In what respects, then, will heaven be like the keeping of a sabbath? (1) Heaven awaits us at the end of our work in this world (Exod 34:21; In 9:4; 1 Cor 15:58); (2) we need to prepare ourselves for its service (Exod 16:23; Lk 23:54; Ps 26:6); (3) there will be rest from sin, misery, and all the wearisome toil of this life (Deut 5:14; Rev 14:13; 21:4); (4) the redeemed shall assemble in the eternal temple (Lev 23:3; 2 Thess 2:1; Rev 7:9,10); (5) praise shall arise from the contemplation of God’s works, both in creation and in redemption (Ps 92:5) (note the title); Rev 4:10,11; 5:11,12); (6) the saints will enjoy immediate and uninterrupted communion with God (Is 66:23; Rev 7:15 — the Greek word translated ‘serve’ could be rendered Worship’, Phil 3:3); and (7) God’s glory will be everlastingly promoted, as will the blessedness of all his people (Is 58:13,14; Rev 19:1-7; 21:7).


‘ ...an high mountain apart...’ This was probably Mount Hermon, the highest peak of the Lebanon range which lay to the north of Caesarea Philippi (Traditionally Mount Tabor was recognised as the site, but this is at least 40 miles from Caesarea Phiippi (see Matt 17:l3ff) and, furthermore, it appears to have been a military fortification at this time). Mount Hermon, 10,000 feet high, with a snow-capped peak, would have been at once recognised as the mountain in that neighbourhood. And, on this occasion, it was chosen to be an emblem of heaven.
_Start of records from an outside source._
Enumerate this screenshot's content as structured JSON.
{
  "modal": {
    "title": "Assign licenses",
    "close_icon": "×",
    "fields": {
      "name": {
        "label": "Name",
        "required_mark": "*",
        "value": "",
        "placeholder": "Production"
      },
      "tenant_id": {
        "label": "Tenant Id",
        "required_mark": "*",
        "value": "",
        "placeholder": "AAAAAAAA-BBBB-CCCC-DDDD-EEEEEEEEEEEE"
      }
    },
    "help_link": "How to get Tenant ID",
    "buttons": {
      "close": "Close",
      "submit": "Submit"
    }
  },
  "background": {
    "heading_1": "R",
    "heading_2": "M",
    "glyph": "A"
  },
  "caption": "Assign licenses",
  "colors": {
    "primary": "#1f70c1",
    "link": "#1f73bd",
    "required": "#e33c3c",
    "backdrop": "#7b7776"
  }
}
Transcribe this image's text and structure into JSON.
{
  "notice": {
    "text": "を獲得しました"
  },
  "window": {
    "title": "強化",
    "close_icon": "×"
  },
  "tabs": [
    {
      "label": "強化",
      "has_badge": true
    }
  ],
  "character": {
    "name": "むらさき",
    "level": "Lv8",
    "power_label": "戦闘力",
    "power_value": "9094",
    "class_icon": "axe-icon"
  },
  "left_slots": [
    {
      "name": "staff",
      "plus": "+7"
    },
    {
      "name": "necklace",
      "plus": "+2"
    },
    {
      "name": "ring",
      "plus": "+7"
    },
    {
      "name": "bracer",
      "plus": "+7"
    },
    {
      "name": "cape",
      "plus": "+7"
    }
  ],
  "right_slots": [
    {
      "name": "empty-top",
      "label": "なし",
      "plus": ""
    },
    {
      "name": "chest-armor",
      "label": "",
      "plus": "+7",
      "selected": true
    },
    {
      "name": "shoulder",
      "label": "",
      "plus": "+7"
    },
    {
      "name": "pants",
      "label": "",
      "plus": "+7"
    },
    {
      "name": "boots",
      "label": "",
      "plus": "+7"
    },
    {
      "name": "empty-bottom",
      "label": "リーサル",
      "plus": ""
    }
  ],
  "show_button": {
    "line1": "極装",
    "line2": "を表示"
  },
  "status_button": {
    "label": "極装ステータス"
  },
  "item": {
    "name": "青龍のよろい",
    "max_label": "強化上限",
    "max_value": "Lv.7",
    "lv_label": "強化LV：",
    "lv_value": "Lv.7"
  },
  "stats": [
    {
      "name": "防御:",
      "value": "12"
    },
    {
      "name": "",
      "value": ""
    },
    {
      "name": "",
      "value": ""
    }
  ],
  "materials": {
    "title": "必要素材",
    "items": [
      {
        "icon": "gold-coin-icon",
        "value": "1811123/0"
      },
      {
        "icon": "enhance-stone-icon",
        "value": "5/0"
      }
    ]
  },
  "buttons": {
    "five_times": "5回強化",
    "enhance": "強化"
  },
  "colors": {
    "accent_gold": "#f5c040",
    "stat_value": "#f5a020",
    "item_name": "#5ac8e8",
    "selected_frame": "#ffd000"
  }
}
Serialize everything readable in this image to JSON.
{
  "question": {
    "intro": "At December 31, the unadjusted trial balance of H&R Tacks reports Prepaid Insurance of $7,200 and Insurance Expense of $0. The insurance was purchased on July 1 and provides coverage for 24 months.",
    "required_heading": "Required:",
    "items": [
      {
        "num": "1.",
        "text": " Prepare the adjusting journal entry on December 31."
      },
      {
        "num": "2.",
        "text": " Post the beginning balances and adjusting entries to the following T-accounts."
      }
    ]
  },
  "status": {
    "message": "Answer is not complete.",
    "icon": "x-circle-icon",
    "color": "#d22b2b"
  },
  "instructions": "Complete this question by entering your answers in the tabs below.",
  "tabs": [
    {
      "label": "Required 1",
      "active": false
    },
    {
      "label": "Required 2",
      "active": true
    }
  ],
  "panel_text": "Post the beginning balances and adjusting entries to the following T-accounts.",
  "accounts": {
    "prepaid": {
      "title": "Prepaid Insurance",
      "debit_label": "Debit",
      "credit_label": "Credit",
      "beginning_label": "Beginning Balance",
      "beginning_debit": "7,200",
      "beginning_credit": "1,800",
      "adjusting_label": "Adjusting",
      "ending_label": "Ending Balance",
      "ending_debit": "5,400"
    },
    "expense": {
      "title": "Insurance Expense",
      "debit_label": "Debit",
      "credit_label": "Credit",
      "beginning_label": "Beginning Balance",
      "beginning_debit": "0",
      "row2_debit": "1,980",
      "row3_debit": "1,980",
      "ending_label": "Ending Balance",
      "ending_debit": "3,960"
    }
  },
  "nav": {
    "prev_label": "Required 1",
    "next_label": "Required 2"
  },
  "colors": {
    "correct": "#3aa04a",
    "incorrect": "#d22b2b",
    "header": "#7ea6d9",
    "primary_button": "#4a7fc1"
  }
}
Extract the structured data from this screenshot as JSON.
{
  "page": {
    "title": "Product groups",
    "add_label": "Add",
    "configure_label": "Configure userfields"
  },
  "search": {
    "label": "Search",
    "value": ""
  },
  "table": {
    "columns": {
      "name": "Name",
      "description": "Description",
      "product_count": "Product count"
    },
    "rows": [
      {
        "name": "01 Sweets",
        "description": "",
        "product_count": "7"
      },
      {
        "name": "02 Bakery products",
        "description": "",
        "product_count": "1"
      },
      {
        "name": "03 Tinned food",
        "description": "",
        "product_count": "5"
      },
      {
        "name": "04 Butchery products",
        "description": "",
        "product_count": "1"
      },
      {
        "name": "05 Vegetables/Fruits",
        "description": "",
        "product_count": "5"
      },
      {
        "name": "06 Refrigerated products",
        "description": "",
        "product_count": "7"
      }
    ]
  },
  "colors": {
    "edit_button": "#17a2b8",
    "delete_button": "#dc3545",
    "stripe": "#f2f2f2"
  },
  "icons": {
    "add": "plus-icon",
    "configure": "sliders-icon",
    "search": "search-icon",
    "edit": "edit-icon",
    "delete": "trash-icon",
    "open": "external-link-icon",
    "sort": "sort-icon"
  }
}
Even in the Old Testament, Mount Zion, God’s earthly dwelling place, was considered as the type or figure of heaven (Ps 3:4; 15:1), but when we come to the New Testament, that mountain is clearly understood to be a heavenly place: ‘And I looked, and lo, a Lamb stood on the mount Zion, and with him an hundred and forty and four thousand...’ (Rev 14:1 — this is a mystical number for the Church, 12 patriarchs multiplied by 12 apostles, and both multiplied by 1,000). In her poem, Immanuel’s Land (based on the last words of Samuel Rutherford), Anne Ross Cousin expressed this truth most beautifully:

The King there, in His beauty, Without a veil is seen: It were a well-spent journey, Though seven deaths lay between: The Lamb with His fair army, Doth on Mount Zion stand, And glory — glory dwelleth In Immanuel’s Land.

Heaven is most aptly described as a mountain: (1) heaven is superior to everything in the lower regions of this world (Phil 1:23; Heb 11:16); (2) 50 transcendent are its glories that it is beyond the reach of evil and wretchedness (Matt 6:20; 1 Pet 1:4); (3) the Lord’s people find it to be the very summit of happiness (Ps 16:11; Matt 25:21); (4) the strongest foundation ensures both permanence and security (Heb 11:10; Rev 21:12); (5) perfect peace may be enjoyed in this high and holy place (Ps 37:37; Is 57:1,2); (6) its climate is perfect, with air amazingly pure and healthy (Lk 20:38; Rev 22:1,2); and (7) there are many delightful views, not only of truth and grace, but of God himself, in the three Persons of the blessed and eternal Trinity (Matt 5:8; Rev 22:3,4).